For a more comfortable experience, customers can pick up the officially branded arcade stick and controller that launched alongside the original Astro City Mini, although this is a somewhat costly solution.

Speaking of cost, the Astro City Mini V is currently listed at £229 on Amazon, making it one of the more expensive miniatures on the market.

The fact that it costs so much makes it even more annoying that it comes with a power cable, but not a dedicated AC adaptor. If you don’t want an ultra-laggy experience (and more on that below), you’ll need an AC adaptor with a USB Type-A connection and a power outlet of 5V/2.0A or higher. 

They’re pretty common in the UK (I used my old iPhone adaptor and it works perfectly), but it would have been better if one was included in the box, just to avoid any confusion. 

SEGA Astro Mini V

£229 View Deal

Launching with a vertical screen that’s ideal for shoot-em-ups, the SEGA Astro Mini V contains 22 games, including Raiden, Batsugun and Gunbird.

While the Astro City Mini V is far from perfect, the ability to play some of the greatest (and rarest) shooters in their true form is a massive selling point.

Yes, the price tag is a little steep, and the size might be too small for some, but the build quality and overall look and feel of the device makes it easier to overlook these flaws.

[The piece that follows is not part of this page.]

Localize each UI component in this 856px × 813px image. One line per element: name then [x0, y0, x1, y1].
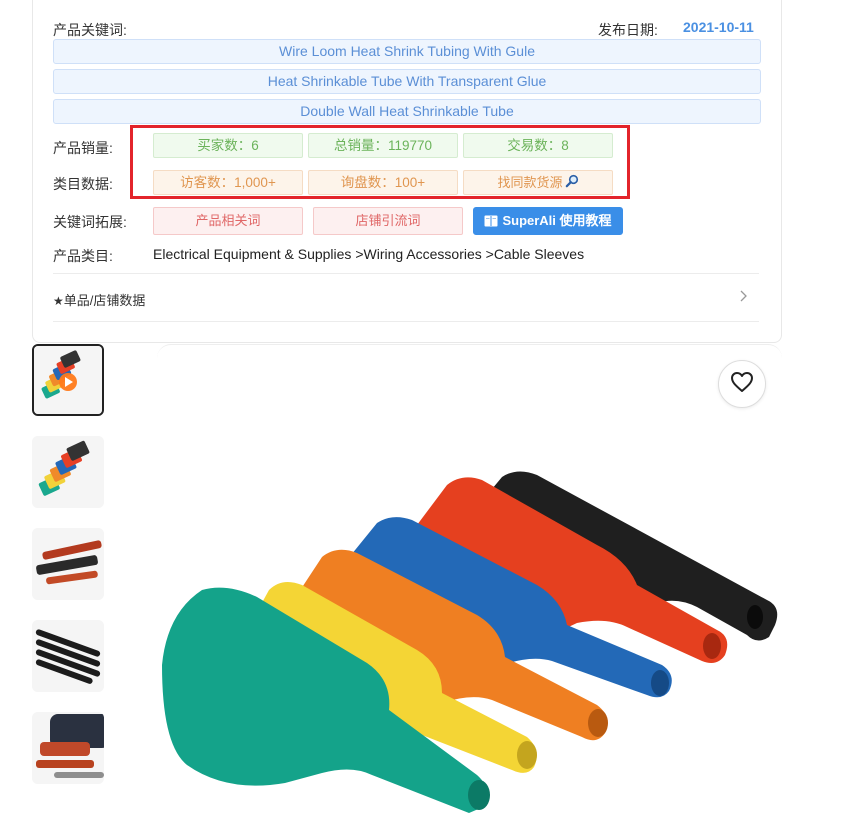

This is especially true if you’re a fan of vertical shoot-em-ups. When it comes to shooters of the vertical variety, the Astro City Mini V is an absolute treasure trove, featuring games that don’t appear in every run-of-the-mill retro gaming compilation.

From Batsugun and Out Zone, to Truxton and Armed Police Batrider, the SEGA Astro City Mini V is packed full of vertical goodness.